O Exército da Salvação optou por
fazer compras apenas de produtos Fairtrade. A Associação de Albergues da Juventude decidiu só
oferecer chás e cafés "justos" em
seus refeitórios. O exemplo começa a ser imitado por universidades, escolas, grupos de escoteiros
e sindicatos.
Para Eileen Maybin, porta-voz
da Fundação Fairtrade do Reino
Unido, é o entusiasmo e a pressão
dos consumidores que provocam
o aumento da oferta. "É claro que
muitos varejistas relutaram em
trabalhar com produtos Fairtrade
no passado. Eles acabaram convencidos porque seus clientes
querem essas mercadorias. O
apoio e a demanda do consumidor são fundamentais para o sucesso da Fairtrade."
"Nossos clientes estão comprando mais e mais Fairtrade, e as
vendas crescem à medida que
ampliamos a oferta de produtos
para novas áreas, como vinhos e
flores", afirma Greg Sage, assessor
de imprensa da rede britânica de
supermercados Tesco, que oferece 60 diferentes mercadorias "justas" em suas prateleiras.
O concorrente Co-Op também
investe nesse segmento. "As vendas estão crescendo rapidamente.
Em 1998 foram menos de 1 milhão de libras, neste ano venderemos mais de 20 milhões. Por isso
estamos lançando mais linhas para atender à demanda", diz Brad
Hill, assessor da rede de supermercados, que vende quase 80
produtos com o selo Fairtrade.
Quando se imagina o impacto
negativo que causaram à Nike as
denúncias de maus tratos impostos aos trabalhadores de suas fábricas de bolas de futebol na Indonésia, fica ainda mais fácil de
entender porque muitas grandes
empresas encaram uma associação com o comércio justo como
uma excelente ferramenta para
melhorar sua imagem.
"O legal do comércio justo é que
as empresas podem se beneficiar
com ele. Dá a elas a oportunidade
de fazer parte de um sistema de
comércio paralelo sem colocar
em descrédito seus produtos tradicionais. Por exemplo, a Teekanne, maior produtor de chá na Alemanha: eles têm três ou mais linhas de chá de comércio justo e o
resto é chá convencional. Os varejistas vêem o comércio justo como uma oportunidade, o que nos
ajuda imensamente", diz Meyer.
Mais-valia
Apesar de os princípios do comércio justo poderem ser vistos
como uma devolução aos trabalhadores da mais-valia, Meyer rejeita qualquer associação com o
conceito marxista, ou motivação
ideológica, e afirma o caráter prático da iniciativa. "Não somos
contra o comércio. Nossa raiz é
desenvolvimento e não Karl
Marx. Não somos um bando de
esquerdistas que têm idéias estranhas sobre a economia. Queremos usar as relações de comércio
existentes e simplesmente oferecer dentro disso uma alternativa."
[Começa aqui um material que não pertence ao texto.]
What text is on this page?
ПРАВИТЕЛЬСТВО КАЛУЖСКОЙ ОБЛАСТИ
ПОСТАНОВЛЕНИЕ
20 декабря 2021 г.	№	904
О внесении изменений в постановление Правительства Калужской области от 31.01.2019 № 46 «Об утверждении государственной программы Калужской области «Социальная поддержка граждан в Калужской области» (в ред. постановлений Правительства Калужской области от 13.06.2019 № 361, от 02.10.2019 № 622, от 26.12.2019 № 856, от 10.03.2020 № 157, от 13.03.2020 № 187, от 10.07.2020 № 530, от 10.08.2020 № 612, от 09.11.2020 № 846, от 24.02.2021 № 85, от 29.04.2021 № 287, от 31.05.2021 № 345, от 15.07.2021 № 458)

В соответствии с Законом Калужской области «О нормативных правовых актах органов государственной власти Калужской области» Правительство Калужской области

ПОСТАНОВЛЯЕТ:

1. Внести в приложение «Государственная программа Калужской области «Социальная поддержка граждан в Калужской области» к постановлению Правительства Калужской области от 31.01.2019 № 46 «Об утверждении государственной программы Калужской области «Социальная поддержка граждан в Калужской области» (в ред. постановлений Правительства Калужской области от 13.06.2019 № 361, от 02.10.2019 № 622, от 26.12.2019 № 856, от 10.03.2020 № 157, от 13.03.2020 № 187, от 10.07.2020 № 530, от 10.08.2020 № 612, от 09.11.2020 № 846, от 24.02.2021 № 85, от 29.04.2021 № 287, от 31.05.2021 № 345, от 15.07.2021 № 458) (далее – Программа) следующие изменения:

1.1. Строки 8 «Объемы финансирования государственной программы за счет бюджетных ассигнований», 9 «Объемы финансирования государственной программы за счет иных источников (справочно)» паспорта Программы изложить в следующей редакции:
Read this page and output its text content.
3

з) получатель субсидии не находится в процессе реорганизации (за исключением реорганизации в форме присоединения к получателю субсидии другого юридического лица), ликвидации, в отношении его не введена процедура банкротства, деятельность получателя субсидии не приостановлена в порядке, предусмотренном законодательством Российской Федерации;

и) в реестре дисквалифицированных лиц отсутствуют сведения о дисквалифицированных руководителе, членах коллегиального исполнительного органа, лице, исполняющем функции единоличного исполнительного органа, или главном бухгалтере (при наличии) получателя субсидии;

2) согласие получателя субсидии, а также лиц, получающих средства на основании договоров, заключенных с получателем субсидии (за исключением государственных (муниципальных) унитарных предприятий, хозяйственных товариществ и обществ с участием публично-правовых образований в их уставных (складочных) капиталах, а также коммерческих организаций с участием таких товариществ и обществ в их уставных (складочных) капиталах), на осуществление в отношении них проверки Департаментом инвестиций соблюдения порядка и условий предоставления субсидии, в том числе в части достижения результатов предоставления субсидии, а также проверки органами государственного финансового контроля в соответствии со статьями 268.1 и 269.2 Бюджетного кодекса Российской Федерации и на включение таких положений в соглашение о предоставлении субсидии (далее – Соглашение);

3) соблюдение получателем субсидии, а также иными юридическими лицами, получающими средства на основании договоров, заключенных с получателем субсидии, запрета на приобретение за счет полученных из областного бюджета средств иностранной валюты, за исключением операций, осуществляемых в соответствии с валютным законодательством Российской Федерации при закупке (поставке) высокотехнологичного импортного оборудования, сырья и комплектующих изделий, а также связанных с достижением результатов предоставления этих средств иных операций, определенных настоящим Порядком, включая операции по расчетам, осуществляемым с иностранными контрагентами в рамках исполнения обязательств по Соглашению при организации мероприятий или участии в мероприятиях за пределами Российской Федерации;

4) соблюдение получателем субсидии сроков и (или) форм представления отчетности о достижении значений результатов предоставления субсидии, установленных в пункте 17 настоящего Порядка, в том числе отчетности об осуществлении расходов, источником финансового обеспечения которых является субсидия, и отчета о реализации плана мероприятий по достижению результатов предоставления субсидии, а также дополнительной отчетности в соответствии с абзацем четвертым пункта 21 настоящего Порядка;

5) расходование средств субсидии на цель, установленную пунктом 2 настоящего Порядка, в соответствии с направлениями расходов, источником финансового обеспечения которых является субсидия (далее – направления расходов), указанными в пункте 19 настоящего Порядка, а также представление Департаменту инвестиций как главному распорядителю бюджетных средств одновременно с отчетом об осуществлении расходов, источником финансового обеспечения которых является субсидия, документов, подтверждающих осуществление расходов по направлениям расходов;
Críticos da Fairtrade, no entanto, afirmam que tudo o que o movimento faz é garantir uma maneira de a classe média aliviar seu
sentimento de culpa. O Instituto
Adam Smith, uma organização
britânica de estudos sobre livre
comércio, divulgou um estudo
em que afirma que o esquema de
comércio justo está "fadado ao
fracasso". "No caso específico do
café, aqueles que (...) defendem
esquemas inconsistentes para elevar os preços podem ter a melhor
das intenções, mas não estão realmente ajudando. Na melhor das
hipóteses, estão desviando tempo
e energia para becos sem saída.
Na pior, poderiam acabar tornando a situação ainda pior. As pessoas podem se sentir bem ignorando as realidades do mercado,
mas não produzirão nenhum
bem", conclui o estudo.
Maybin, naturalmente, rebate
essa análise. "Produtos Fairtrade
são apenas parte da solução, mas
são importantes porque significam uma maneira prática de os
consumidores ajudarem os produtores dos países em desenvolvimento. Comprar produtos Fairtrade também é um voto pela mudança das regras do comércio."